Consider for example some 3D objects like "cube", "pyramid", and "octahedron". All of these contain common features like corners, edges, and sides -- all would probably be represented by the same columns. To distinguish between them you need to know either the positions of the features or their counts. You can get both of these elements of information from the distal context. On the other hand, if you just needed to identify that it was a "3D shape" (i.e. a class of objects) or if returning that "it is either a cube, pyramid, or octahedron" is sufficient, then identification by columns alone should work.
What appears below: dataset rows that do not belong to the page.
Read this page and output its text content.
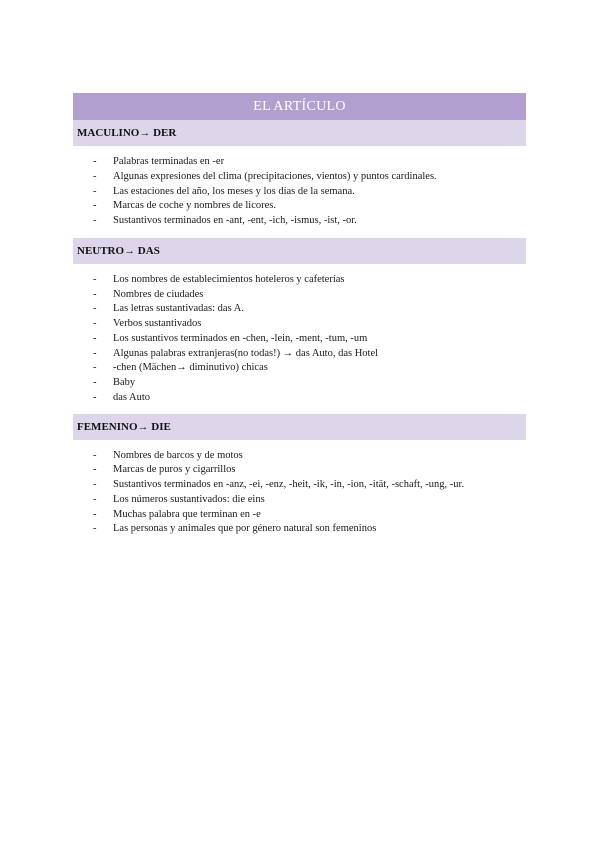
EL ARTÍCULO
MACULINO→ DER
- Palabras terminadas en -er
- Algunas expresiones del clima (precipitaciones, vientos) y puntos cardinales.
- Las estaciones del año, los meses y los días de la semana.
- Marcas de coche y nombres de licores.
- Sustantivos terminados en -ant, -ent, -ich, -ismus, -ist, -or.
NEUTRO→ DAS
- Los nombres de establecimientos hoteleros y cafeterías
- Nombres de ciudades
- Las letras sustantivadas: das A.
- Verbos sustantivados
- Los sustantivos terminados en -chen, -lein, -ment, -tum, -um
- Algunas palabras extranjeras(no todas!) → das Auto, das Hotel
- -chen (Mächen→ diminutivo) chicas
- Baby
- das Auto
FEMENINO→ DIE
- Nombres de barcos y de motos
- Marcas de puros y cigarrillos
- Sustantivos terminados en -anz, -ei, -enz, -heit, -ik, -in, -ion, -ität, -schaft, -ung, -ur.
- Los números sustantivados: die eins
- Muchas palabra que terminan en -e
- Las personas y animales que por género natural son femeninos
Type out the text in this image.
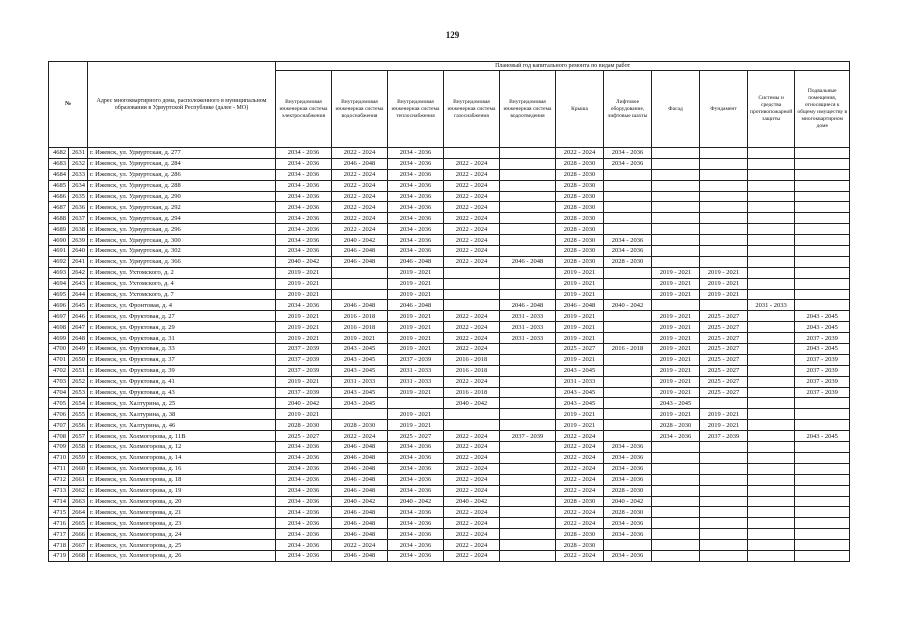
129
№		Адрес многоквартирного дома, расположенного в муниципальном образовании в Удмуртской Республике (далее - МО)	Плановый год капитального ремонта по видам работ										
			Внутридомовая инженерная система электроснабжения	Внутридомовая инженерная система водоснабжения	Внутридомовая инженерная система теплоснабжения	Внутридомовая инженерная система газоснабжения	Внутридомовая инженерная система водоотведения	Крыша	Лифтовое оборудование, лифтовые шахты	Фасад	Фундамент	Системы и средства противопожарной защиты	Подвальные помещения, относящиеся к общему имуществу в многоквартирном доме
4682	2631	г. Ижевск, ул. Удмуртская, д. 277	2034 - 2036	2022 - 2024	2034 - 2036			2022 - 2024	2034 - 2036				
4683	2632	г. Ижевск, ул. Удмуртская, д. 284	2034 - 2036	2046 - 2048	2034 - 2036	2022 - 2024		2028 - 2030	2034 - 2036				
4684	2633	г. Ижевск, ул. Удмуртская, д. 286	2034 - 2036	2022 - 2024	2034 - 2036	2022 - 2024		2028 - 2030					
4685	2634	г. Ижевск, ул. Удмуртская, д. 288	2034 - 2036	2022 - 2024	2034 - 2036	2022 - 2024		2028 - 2030					
4686	2635	г. Ижевск, ул. Удмуртская, д. 290	2034 - 2036	2022 - 2024	2034 - 2036	2022 - 2024		2028 - 2030					
4687	2636	г. Ижевск, ул. Удмуртская, д. 292	2034 - 2036	2022 - 2024	2034 - 2036	2022 - 2024		2028 - 2030					
4688	2637	г. Ижевск, ул. Удмуртская, д. 294	2034 - 2036	2022 - 2024	2034 - 2036	2022 - 2024		2028 - 2030					
4689	2638	г. Ижевск, ул. Удмуртская, д. 296	2034 - 2036	2022 - 2024	2034 - 2036	2022 - 2024		2028 - 2030					
4690	2639	г. Ижевск, ул. Удмуртская, д. 300	2034 - 2036	2040 - 2042	2034 - 2036	2022 - 2024		2028 - 2030	2034 - 2036				
4691	2640	г. Ижевск, ул. Удмуртская, д. 302	2034 - 2036	2046 - 2048	2034 - 2036	2022 - 2024		2028 - 2030	2034 - 2036				
4692	2641	г. Ижевск, ул. Удмуртская, д. 366	2040 - 2042	2046 - 2048	2046 - 2048	2022 - 2024	2046 - 2048	2028 - 2030	2028 - 2030				
4693	2642	г. Ижевск, ул. Ухтомского, д. 2	2019 - 2021		2019 - 2021			2019 - 2021		2019 - 2021	2019 - 2021		
4694	2643	г. Ижевск, ул. Ухтомского, д. 4	2019 - 2021		2019 - 2021			2019 - 2021		2019 - 2021	2019 - 2021		
4695	2644	г. Ижевск, ул. Ухтомского, д. 7	2019 - 2021		2019 - 2021			2019 - 2021		2019 - 2021	2019 - 2021		
4696	2645	г. Ижевск, ул. Фронтовая, д. 4	2034 - 2036	2046 - 2048	2046 - 2048		2046 - 2048	2046 - 2048	2040 - 2042			2031 - 2033	
4697	2646	г. Ижевск, ул. Фруктовая, д. 27	2019 - 2021	2016 - 2018	2019 - 2021	2022 - 2024	2031 - 2033	2019 - 2021		2019 - 2021	2025 - 2027		2043 - 2045
4698	2647	г. Ижевск, ул. Фруктовая, д. 29	2019 - 2021	2016 - 2018	2019 - 2021	2022 - 2024	2031 - 2033	2019 - 2021		2019 - 2021	2025 - 2027		2043 - 2045
4699	2648	г. Ижевск, ул. Фруктовая, д. 31	2019 - 2021	2019 - 2021	2019 - 2021	2022 - 2024	2031 - 2033	2019 - 2021		2019 - 2021	2025 - 2027		2037 - 2039
4700	2649	г. Ижевск, ул. Фруктовая, д. 33	2037 - 2039	2043 - 2045	2019 - 2021	2022 - 2024		2025 - 2027	2016 - 2018	2019 - 2021	2025 - 2027		2043 - 2045
4701	2650	г. Ижевск, ул. Фруктовая, д. 37	2037 - 2039	2043 - 2045	2037 - 2039	2016 - 2018		2019 - 2021		2019 - 2021	2025 - 2027		2037 - 2039
4702	2651	г. Ижевск, ул. Фруктовая, д. 39	2037 - 2039	2043 - 2045	2031 - 2033	2016 - 2018		2043 - 2045		2019 - 2021	2025 - 2027		2037 - 2039
4703	2652	г. Ижевск, ул. Фруктовая, д. 41	2019 - 2021	2031 - 2033	2031 - 2033	2022 - 2024		2031 - 2033		2019 - 2021	2025 - 2027		2037 - 2039
4704	2653	г. Ижевск, ул. Фруктовая, д. 43	2037 - 2039	2043 - 2045	2019 - 2021	2016 - 2018		2043 - 2045		2019 - 2021	2025 - 2027		2037 - 2039
4705	2654	г. Ижевск, ул. Халтурина, д. 25	2040 - 2042	2043 - 2045		2040 - 2042		2043 - 2045		2043 - 2045			
4706	2655	г. Ижевск, ул. Халтурина, д. 38	2019 - 2021		2019 - 2021			2019 - 2021		2019 - 2021	2019 - 2021		
4707	2656	г. Ижевск, ул. Халтурина, д. 46	2028 - 2030	2028 - 2030	2019 - 2021			2019 - 2021		2028 - 2030	2019 - 2021		
4708	2657	г. Ижевск, ул. Холмогорова, д. 11В	2025 - 2027	2022 - 2024	2025 - 2027	2022 - 2024	2037 - 2039	2022 - 2024		2034 - 2036	2037 - 2039		2043 - 2045
4709	2658	г. Ижевск, ул. Холмогорова, д. 12	2034 - 2036	2046 - 2048	2034 - 2036	2022 - 2024		2022 - 2024	2034 - 2036				
4710	2659	г. Ижевск, ул. Холмогорова, д. 14	2034 - 2036	2046 - 2048	2034 - 2036	2022 - 2024		2022 - 2024	2034 - 2036				
4711	2660	г. Ижевск, ул. Холмогорова, д. 16	2034 - 2036	2046 - 2048	2034 - 2036	2022 - 2024		2022 - 2024	2034 - 2036				
4712	2661	г. Ижевск, ул. Холмогорова, д. 18	2034 - 2036	2046 - 2048	2034 - 2036	2022 - 2024		2022 - 2024	2034 - 2036				
4713	2662	г. Ижевск, ул. Холмогорова, д. 19	2034 - 2036	2046 - 2048	2034 - 2036	2022 - 2024		2022 - 2024	2028 - 2030				
4714	2663	г. Ижевск, ул. Холмогорова, д. 20	2034 - 2036	2040 - 2042	2040 - 2042	2040 - 2042		2028 - 2030	2040 - 2042				
4715	2664	г. Ижевск, ул. Холмогорова, д. 21	2034 - 2036	2046 - 2048	2034 - 2036	2022 - 2024		2022 - 2024	2028 - 2030				
4716	2665	г. Ижевск, ул. Холмогорова, д. 23	2034 - 2036	2046 - 2048	2034 - 2036	2022 - 2024		2022 - 2024	2034 - 2036				
4717	2666	г. Ижевск, ул. Холмогорова, д. 24	2034 - 2036	2046 - 2048	2034 - 2036	2022 - 2024		2028 - 2030	2034 - 2036				
4718	2667	г. Ижевск, ул. Холмогорова, д. 25	2034 - 2036	2022 - 2024	2034 - 2036	2022 - 2024		2028 - 2030					
4719	2668	г. Ижевск, ул. Холмогорова, д. 26	2034 - 2036	2046 - 2048	2034 - 2036	2022 - 2024		2022 - 2024	2034 - 2036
I believe you will also need this in most cases, but depends on how unique the features and/or their positions are. The pooling layer will also potentially have a more complete concept of the object (in case every column below hasn't sensed every feature on the object), so more likely to have an accurate prediction. If looking at only a single input, if that feature+location is common to many objects, you could identify a list of potential objects but not any specific one. Another way to approach this one would be to look at both the active cells and the predictive cells (since predictive cells will be driven in part by the pooling layer) -- would also get you to a specific object. At first this could still identify multiple potential objects, but once a few features had been sensed, it would lock into a specific one. Active cells in the pooling layer is still probably a better option, though.